Call Me by Your Name

Call Me by Your Name ★★★★★

Occasionally, you’ll say “Excuse me” when I happen to stand in your way, and “Thank you” when your ball drifts into my court and I hurl it back to you. With these few words, I find comfort in false hopes and hope in false starts. I’ll coddle anything instead of nothing. Even thinking that nothing can come of nothing gives me a leg to stand on, something to consider when I wake up in the middle of the night and can see nothing, not the blackout in my life, not the screen, not the cellar, not even hope and false comforts—just the joy of your imagined limb touching mine. I prefer the illusion of perpetual fasting to the certainty of famine. I have, I think, what’s called a broken heart.

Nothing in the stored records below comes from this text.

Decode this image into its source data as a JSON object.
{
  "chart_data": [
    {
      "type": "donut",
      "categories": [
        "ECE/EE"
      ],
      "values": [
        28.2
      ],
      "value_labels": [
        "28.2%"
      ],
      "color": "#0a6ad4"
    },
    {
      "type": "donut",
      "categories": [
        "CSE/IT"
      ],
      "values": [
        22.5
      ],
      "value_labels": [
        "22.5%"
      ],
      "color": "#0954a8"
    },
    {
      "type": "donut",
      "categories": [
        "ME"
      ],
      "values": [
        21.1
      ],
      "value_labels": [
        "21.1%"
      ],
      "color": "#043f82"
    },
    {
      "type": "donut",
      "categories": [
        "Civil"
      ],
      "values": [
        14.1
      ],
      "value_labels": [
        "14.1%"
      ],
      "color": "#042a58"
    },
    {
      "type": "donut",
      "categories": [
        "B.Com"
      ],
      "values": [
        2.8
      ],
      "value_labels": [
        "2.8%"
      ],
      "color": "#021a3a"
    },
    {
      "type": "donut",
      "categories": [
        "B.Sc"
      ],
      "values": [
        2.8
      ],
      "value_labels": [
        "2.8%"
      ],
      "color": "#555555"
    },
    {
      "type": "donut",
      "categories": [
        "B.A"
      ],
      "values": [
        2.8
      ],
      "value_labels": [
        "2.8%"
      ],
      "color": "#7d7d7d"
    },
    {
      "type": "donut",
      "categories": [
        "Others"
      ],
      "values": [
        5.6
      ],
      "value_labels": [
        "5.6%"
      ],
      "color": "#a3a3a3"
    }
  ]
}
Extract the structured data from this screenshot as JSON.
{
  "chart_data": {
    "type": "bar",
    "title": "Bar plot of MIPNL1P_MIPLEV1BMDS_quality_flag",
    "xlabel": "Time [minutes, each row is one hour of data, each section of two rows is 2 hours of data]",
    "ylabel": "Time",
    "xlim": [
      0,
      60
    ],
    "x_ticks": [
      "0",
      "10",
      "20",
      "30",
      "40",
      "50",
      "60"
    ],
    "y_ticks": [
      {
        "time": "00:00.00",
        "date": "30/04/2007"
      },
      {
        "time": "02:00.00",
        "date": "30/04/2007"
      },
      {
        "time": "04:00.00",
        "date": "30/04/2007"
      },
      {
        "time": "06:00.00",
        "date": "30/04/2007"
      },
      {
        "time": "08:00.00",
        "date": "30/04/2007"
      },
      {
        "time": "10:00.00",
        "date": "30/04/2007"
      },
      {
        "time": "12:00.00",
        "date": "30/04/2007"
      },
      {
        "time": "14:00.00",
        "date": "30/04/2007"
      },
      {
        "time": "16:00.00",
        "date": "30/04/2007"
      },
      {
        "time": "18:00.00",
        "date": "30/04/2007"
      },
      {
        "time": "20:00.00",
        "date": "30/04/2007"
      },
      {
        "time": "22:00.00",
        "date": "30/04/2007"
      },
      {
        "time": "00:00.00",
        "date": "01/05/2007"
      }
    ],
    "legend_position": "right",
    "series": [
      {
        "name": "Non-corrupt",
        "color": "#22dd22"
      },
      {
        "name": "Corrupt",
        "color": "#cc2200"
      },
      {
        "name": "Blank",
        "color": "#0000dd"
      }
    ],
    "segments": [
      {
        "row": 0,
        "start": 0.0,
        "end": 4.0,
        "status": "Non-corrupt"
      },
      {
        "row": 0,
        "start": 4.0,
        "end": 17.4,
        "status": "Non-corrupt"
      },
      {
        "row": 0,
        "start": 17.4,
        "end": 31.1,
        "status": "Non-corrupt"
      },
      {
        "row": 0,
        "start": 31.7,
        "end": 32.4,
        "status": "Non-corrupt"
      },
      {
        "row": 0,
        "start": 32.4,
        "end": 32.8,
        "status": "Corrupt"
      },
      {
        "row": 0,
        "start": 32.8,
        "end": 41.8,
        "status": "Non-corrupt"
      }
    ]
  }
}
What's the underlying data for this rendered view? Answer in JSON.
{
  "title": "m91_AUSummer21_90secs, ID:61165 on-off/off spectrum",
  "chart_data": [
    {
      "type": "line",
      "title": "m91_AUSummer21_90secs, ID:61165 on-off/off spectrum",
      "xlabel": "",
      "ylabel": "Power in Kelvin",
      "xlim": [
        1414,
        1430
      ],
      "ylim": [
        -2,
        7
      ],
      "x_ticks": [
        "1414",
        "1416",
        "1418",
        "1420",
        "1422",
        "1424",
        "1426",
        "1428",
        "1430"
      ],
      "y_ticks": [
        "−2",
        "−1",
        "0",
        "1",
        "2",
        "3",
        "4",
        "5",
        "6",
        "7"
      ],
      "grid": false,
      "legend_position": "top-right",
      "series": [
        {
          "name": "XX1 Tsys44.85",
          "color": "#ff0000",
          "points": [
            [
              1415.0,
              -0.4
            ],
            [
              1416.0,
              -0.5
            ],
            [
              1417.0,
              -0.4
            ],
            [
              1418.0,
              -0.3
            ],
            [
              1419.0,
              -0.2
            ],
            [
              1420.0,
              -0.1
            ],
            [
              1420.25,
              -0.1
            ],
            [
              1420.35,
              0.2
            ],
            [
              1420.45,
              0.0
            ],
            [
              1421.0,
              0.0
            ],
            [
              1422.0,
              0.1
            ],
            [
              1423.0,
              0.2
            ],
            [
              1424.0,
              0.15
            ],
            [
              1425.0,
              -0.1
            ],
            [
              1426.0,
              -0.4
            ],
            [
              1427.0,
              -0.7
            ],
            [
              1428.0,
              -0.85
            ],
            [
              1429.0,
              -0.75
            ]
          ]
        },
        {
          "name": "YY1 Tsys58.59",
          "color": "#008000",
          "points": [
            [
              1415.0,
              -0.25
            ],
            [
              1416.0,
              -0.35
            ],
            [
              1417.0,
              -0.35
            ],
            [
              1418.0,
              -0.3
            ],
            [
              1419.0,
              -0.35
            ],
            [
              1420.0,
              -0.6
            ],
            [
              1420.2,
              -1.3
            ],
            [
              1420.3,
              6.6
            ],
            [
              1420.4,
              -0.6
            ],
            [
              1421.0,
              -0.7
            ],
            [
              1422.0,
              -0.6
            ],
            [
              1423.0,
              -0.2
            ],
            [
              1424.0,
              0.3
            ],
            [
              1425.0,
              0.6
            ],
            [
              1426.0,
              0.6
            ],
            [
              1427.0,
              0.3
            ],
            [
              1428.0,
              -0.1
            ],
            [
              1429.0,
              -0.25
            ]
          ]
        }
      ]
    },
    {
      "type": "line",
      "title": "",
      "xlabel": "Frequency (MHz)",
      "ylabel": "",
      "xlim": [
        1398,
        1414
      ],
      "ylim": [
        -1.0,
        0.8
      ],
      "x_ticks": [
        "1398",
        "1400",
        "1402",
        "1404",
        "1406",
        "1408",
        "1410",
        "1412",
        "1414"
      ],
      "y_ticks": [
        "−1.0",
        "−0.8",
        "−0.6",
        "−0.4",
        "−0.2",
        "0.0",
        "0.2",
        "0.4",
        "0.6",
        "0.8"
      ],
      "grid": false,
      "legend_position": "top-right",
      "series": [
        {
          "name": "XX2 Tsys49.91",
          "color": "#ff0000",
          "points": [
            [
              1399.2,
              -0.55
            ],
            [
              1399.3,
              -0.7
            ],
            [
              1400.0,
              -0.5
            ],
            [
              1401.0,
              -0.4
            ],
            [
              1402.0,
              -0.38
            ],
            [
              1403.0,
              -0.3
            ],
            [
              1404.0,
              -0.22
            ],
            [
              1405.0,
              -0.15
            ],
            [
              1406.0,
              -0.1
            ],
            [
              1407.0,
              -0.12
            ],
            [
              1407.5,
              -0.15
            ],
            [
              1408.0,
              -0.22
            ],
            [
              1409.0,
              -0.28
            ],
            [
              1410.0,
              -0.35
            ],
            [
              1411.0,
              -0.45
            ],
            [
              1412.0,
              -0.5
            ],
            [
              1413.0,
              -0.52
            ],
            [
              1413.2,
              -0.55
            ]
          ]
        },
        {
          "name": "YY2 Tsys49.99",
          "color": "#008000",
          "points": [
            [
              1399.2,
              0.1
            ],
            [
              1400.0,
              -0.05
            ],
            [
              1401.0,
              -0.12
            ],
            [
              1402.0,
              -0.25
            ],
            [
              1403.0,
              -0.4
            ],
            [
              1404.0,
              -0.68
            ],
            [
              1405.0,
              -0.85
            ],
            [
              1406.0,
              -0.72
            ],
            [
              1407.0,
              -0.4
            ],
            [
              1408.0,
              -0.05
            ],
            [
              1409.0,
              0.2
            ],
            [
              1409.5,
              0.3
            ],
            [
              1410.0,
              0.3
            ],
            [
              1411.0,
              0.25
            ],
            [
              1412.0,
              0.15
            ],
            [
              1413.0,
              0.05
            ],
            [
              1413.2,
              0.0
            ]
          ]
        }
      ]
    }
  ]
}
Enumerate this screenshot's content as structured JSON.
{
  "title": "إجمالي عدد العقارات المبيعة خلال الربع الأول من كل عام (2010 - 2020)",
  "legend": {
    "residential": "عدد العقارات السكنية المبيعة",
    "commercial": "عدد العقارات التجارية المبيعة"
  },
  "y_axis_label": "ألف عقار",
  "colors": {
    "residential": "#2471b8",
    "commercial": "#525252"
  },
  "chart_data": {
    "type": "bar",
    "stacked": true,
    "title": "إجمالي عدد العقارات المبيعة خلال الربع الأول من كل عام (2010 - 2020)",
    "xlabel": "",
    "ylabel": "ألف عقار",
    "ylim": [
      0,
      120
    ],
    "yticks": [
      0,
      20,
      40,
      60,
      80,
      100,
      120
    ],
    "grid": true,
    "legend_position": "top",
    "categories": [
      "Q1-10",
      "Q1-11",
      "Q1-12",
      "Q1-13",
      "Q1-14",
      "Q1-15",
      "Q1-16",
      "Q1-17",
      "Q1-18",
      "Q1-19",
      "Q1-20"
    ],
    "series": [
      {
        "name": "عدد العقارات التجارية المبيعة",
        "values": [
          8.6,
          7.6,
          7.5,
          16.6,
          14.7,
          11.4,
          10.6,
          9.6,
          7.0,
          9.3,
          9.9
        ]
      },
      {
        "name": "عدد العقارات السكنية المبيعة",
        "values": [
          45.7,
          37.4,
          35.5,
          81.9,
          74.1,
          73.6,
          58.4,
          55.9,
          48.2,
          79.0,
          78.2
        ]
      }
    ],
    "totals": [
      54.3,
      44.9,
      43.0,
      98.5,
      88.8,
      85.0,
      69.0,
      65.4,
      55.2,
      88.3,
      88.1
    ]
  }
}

one of the main reasons i'm so fond of andre aciman's writing is the way he speaks about unrequited love. he approaches the subject and chooses his words so lovingly that you can clearly see he doesn't see this kind of love as pathetic, as most writers - or most people - would; in fact, he deems unreturned love as more exhilirating, more heartbreaking, more damning because of the fact that it's unreturned. this was beautifully exhibited in elio, and is seen even more extensively in his latest effort. so if you loved his writing in call me by your name, i cannot recommend his newest tale of love and loss, enigma variations, enough.

a love letter to love itself, aciman paints a 'passionate portrait of love's contradictory power', told through five stories centered around one person. needless to say, my favorite one is Manfred.